UNR history professor Richard O. Davies took some of those points and ran a coast-to-coast fast break with them during a recent guest lecture at UNLV.

Davies, the author or editor of 12 books including "Betting the Line: Sports Wagering in American Life," drew a comparison between today's anti-gambling nuts, such as Stern, and another kind of zealotry prevalent in this country hundreds of years ago.

"The current opposition to sports betting is readily traceable to 17th-century New England," Davies said, calling sports betting foes "similar to the Puritans who tried to build a theocracy in the wilderness."

Davies also pointed out that sports betting has been "American as apple pie, an enjoyable leisure activity," since this nation's founding, and dismissed the NCAA's effort to ban betting on college sports as "rank hypocrisy."

The congressional measure introduced several years ago by Sen.

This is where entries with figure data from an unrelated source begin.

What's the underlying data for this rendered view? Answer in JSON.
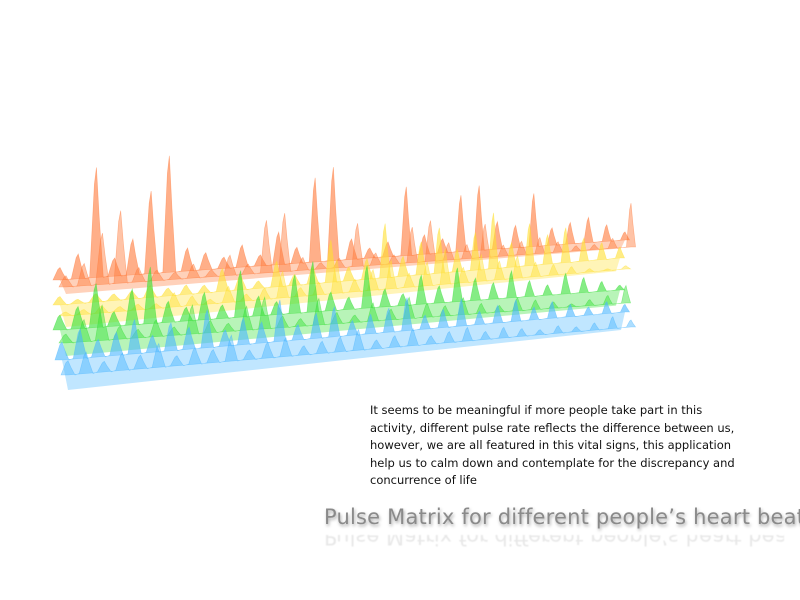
{
  "slide": {
    "title": "Pulse Matrix for different people’s heart beat",
    "description": "It seems to be meaningful if more people take part in this activity, different pulse rate reflects the difference between us, however, we are all featured in this vital signs, this application help us to calm down and contemplate for the discrepancy and concurrence of life"
  },
  "visual": {
    "layers": [
      {
        "color": "#ff7a3a",
        "peaks": [
          0.1,
          0.2,
          0.9,
          0.15,
          0.3,
          0.7,
          1.0,
          0.2,
          0.15,
          0.1,
          0.2,
          0.1,
          0.3,
          0.15,
          0.8,
          0.9,
          0.2,
          0.1,
          0.15,
          0.7,
          0.2,
          0.15,
          0.6,
          0.7,
          0.3,
          0.25,
          0.6,
          0.2,
          0.25,
          0.3,
          0.2,
          0.1
        ]
      },
      {
        "color": "#ffe032",
        "peaks": [
          0.1,
          0.05,
          0.1,
          0.08,
          0.1,
          0.15,
          0.1,
          0.12,
          0.1,
          0.3,
          0.2,
          0.1,
          0.35,
          0.15,
          0.25,
          0.6,
          0.2,
          0.3,
          0.8,
          0.3,
          0.5,
          0.7,
          0.35,
          0.6,
          0.9,
          0.4,
          0.7,
          0.5,
          0.6,
          0.4,
          0.3,
          0.2
        ]
      },
      {
        "color": "#33e033",
        "peaks": [
          0.2,
          0.3,
          0.6,
          0.2,
          0.5,
          0.8,
          0.3,
          0.2,
          0.4,
          0.2,
          0.7,
          0.3,
          0.2,
          0.6,
          0.8,
          0.3,
          0.2,
          0.7,
          0.3,
          0.2,
          0.5,
          0.3,
          0.6,
          0.4,
          0.3,
          0.5,
          0.3,
          0.2,
          0.4,
          0.3,
          0.2,
          0.1
        ]
      },
      {
        "color": "#4ab6ff",
        "peaks": [
          0.3,
          0.5,
          0.3,
          0.4,
          0.6,
          0.3,
          0.5,
          0.4,
          0.7,
          0.3,
          0.5,
          0.4,
          0.8,
          0.3,
          0.5,
          0.6,
          0.3,
          0.4,
          0.5,
          0.7,
          0.3,
          0.4,
          0.6,
          0.3,
          0.4,
          0.5,
          0.3,
          0.4,
          0.3,
          0.2,
          0.3,
          0.2
        ]
      }
    ]
  }
}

John McCain that would ban betting on college sports in Nevada was backed by wannabe theocracy-builders such as the religious group Focus on the Family, Davies said.

"They were picking on one small state with only (five) congressional delegates to outflank," Davies said.

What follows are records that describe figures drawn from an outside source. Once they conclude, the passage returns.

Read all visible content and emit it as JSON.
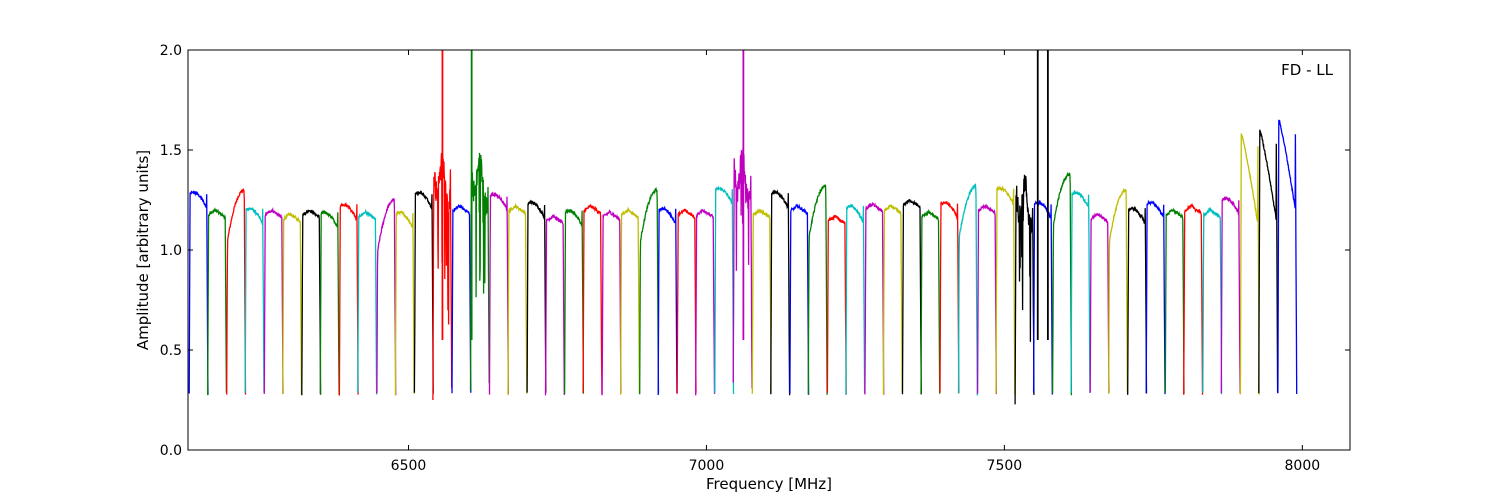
{
  "chart_data": {
    "type": "line",
    "title": "",
    "xlabel": "Frequency [MHz]",
    "ylabel": "Amplitude [arbitrary units]",
    "xlim": [
      6130,
      8080
    ],
    "ylim": [
      0.0,
      2.0
    ],
    "x_ticks": [
      6500,
      7000,
      7500,
      8000
    ],
    "x_tick_labels": [
      "6500",
      "7000",
      "7500",
      "8000"
    ],
    "y_ticks": [
      0.0,
      0.5,
      1.0,
      1.5,
      2.0
    ],
    "y_tick_labels": [
      "0.0",
      "0.5",
      "1.0",
      "1.5",
      "2.0"
    ],
    "grid": false,
    "annotation": "FD - LL",
    "annotation_position": "top-right",
    "band_width_mhz": 31.5,
    "colors": {
      "b": "#0000ff",
      "g": "#008000",
      "r": "#ff0000",
      "c": "#00bfbf",
      "m": "#bf00bf",
      "y": "#bfbf00",
      "k": "#000000"
    },
    "series": [
      {
        "start": 6132,
        "color": "b",
        "peak": 1.33,
        "shape": "hump"
      },
      {
        "start": 6163,
        "color": "g",
        "peak": 1.2,
        "shape": "flat"
      },
      {
        "start": 6195,
        "color": "r",
        "peak": 1.3,
        "shape": "rising"
      },
      {
        "start": 6226,
        "color": "c",
        "peak": 1.25,
        "shape": "hump"
      },
      {
        "start": 6258,
        "color": "m",
        "peak": 1.2,
        "shape": "flat"
      },
      {
        "start": 6289,
        "color": "y",
        "peak": 1.18,
        "shape": "flat"
      },
      {
        "start": 6321,
        "color": "k",
        "peak": 1.2,
        "shape": "flat"
      },
      {
        "start": 6352,
        "color": "g",
        "peak": 1.23,
        "shape": "hump"
      },
      {
        "start": 6384,
        "color": "r",
        "peak": 1.27,
        "shape": "hump"
      },
      {
        "start": 6415,
        "color": "c",
        "peak": 1.19,
        "shape": "flat"
      },
      {
        "start": 6447,
        "color": "m",
        "peak": 1.25,
        "shape": "rising"
      },
      {
        "start": 6478,
        "color": "y",
        "peak": 1.23,
        "shape": "hump"
      },
      {
        "start": 6510,
        "color": "k",
        "peak": 1.33,
        "shape": "hump"
      },
      {
        "start": 6541,
        "color": "r",
        "peak": 1.4,
        "shape": "noisy",
        "spike": 6555
      },
      {
        "start": 6573,
        "color": "b",
        "peak": 1.22,
        "shape": "flat"
      },
      {
        "start": 6604,
        "color": "g",
        "peak": 1.4,
        "shape": "noisy",
        "spike": 6606
      },
      {
        "start": 6636,
        "color": "m",
        "peak": 1.32,
        "shape": "hump"
      },
      {
        "start": 6667,
        "color": "y",
        "peak": 1.22,
        "shape": "flat"
      },
      {
        "start": 6699,
        "color": "k",
        "peak": 1.28,
        "shape": "hump"
      },
      {
        "start": 6730,
        "color": "m",
        "peak": 1.17,
        "shape": "flat"
      },
      {
        "start": 6762,
        "color": "g",
        "peak": 1.24,
        "shape": "hump"
      },
      {
        "start": 6793,
        "color": "r",
        "peak": 1.22,
        "shape": "flat"
      },
      {
        "start": 6825,
        "color": "m",
        "peak": 1.19,
        "shape": "flat"
      },
      {
        "start": 6856,
        "color": "y",
        "peak": 1.2,
        "shape": "flat"
      },
      {
        "start": 6888,
        "color": "g",
        "peak": 1.3,
        "shape": "rising"
      },
      {
        "start": 6919,
        "color": "b",
        "peak": 1.25,
        "shape": "hump"
      },
      {
        "start": 6951,
        "color": "r",
        "peak": 1.2,
        "shape": "flat"
      },
      {
        "start": 6982,
        "color": "m",
        "peak": 1.2,
        "shape": "flat"
      },
      {
        "start": 7014,
        "color": "c",
        "peak": 1.35,
        "shape": "hump"
      },
      {
        "start": 7045,
        "color": "m",
        "peak": 1.42,
        "shape": "noisy",
        "spike": 7060
      },
      {
        "start": 7077,
        "color": "y",
        "peak": 1.2,
        "shape": "flat"
      },
      {
        "start": 7108,
        "color": "k",
        "peak": 1.33,
        "shape": "hump"
      },
      {
        "start": 7140,
        "color": "b",
        "peak": 1.22,
        "shape": "flat"
      },
      {
        "start": 7171,
        "color": "g",
        "peak": 1.32,
        "shape": "rising"
      },
      {
        "start": 7203,
        "color": "r",
        "peak": 1.17,
        "shape": "flat"
      },
      {
        "start": 7234,
        "color": "c",
        "peak": 1.26,
        "shape": "hump"
      },
      {
        "start": 7266,
        "color": "m",
        "peak": 1.23,
        "shape": "flat"
      },
      {
        "start": 7297,
        "color": "y",
        "peak": 1.22,
        "shape": "flat"
      },
      {
        "start": 7329,
        "color": "k",
        "peak": 1.25,
        "shape": "flat"
      },
      {
        "start": 7360,
        "color": "g",
        "peak": 1.19,
        "shape": "flat"
      },
      {
        "start": 7392,
        "color": "r",
        "peak": 1.28,
        "shape": "hump"
      },
      {
        "start": 7423,
        "color": "c",
        "peak": 1.32,
        "shape": "rising"
      },
      {
        "start": 7455,
        "color": "m",
        "peak": 1.22,
        "shape": "flat"
      },
      {
        "start": 7486,
        "color": "y",
        "peak": 1.35,
        "shape": "hump"
      },
      {
        "start": 7518,
        "color": "k",
        "peak": 1.3,
        "shape": "noisy",
        "spike": 7556
      },
      {
        "start": 7549,
        "color": "b",
        "peak": 1.28,
        "shape": "hump"
      },
      {
        "start": 7581,
        "color": "g",
        "peak": 1.38,
        "shape": "rising"
      },
      {
        "start": 7612,
        "color": "c",
        "peak": 1.33,
        "shape": "hump"
      },
      {
        "start": 7644,
        "color": "m",
        "peak": 1.18,
        "shape": "flat"
      },
      {
        "start": 7675,
        "color": "y",
        "peak": 1.3,
        "shape": "rising"
      },
      {
        "start": 7707,
        "color": "k",
        "peak": 1.25,
        "shape": "hump"
      },
      {
        "start": 7738,
        "color": "b",
        "peak": 1.28,
        "shape": "hump"
      },
      {
        "start": 7770,
        "color": "g",
        "peak": 1.2,
        "shape": "flat"
      },
      {
        "start": 7801,
        "color": "r",
        "peak": 1.22,
        "shape": "flat"
      },
      {
        "start": 7833,
        "color": "c",
        "peak": 1.2,
        "shape": "flat"
      },
      {
        "start": 7864,
        "color": "m",
        "peak": 1.3,
        "shape": "hump"
      },
      {
        "start": 7896,
        "color": "y",
        "peak": 1.58,
        "shape": "falling"
      },
      {
        "start": 7927,
        "color": "k",
        "peak": 1.6,
        "shape": "falling"
      },
      {
        "start": 7959,
        "color": "b",
        "peak": 1.65,
        "shape": "falling"
      }
    ],
    "spikes": [
      {
        "x": 6557,
        "color": "r",
        "y": 2.0
      },
      {
        "x": 6606,
        "color": "g",
        "y": 2.0
      },
      {
        "x": 7062,
        "color": "m",
        "y": 2.0
      },
      {
        "x": 7556,
        "color": "k",
        "y": 2.0
      },
      {
        "x": 7573,
        "color": "k",
        "y": 2.0
      }
    ]
  }
}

If the history of Nevada's relationship with the NCAA - a "self-serving cartel, a hypocritical, monopolistic, money-making machine," according to Davies - is any indication, the measure is likely to resurface in some form.

Davies recalled a speech he once made in Reno for a large group of NCAA officials.

"I concluded by saying if they want to eliminate campus bookies and minimize fixes ... they should lobby their state representatives to legalize sports betting in their states," Davies said.

"Since then, nothing has changed except the continued growth of the popularity of betting on sports."

Americans have immersed themselves in gambling since well before the rise of the NCAA, the NBA and other big-time sports organizations, Davies said.

In fact, Jamestown, the first British colony in America, was funded by the proceeds of a London lottery created by King James I.

"We were founded," Davies said, "on a bet."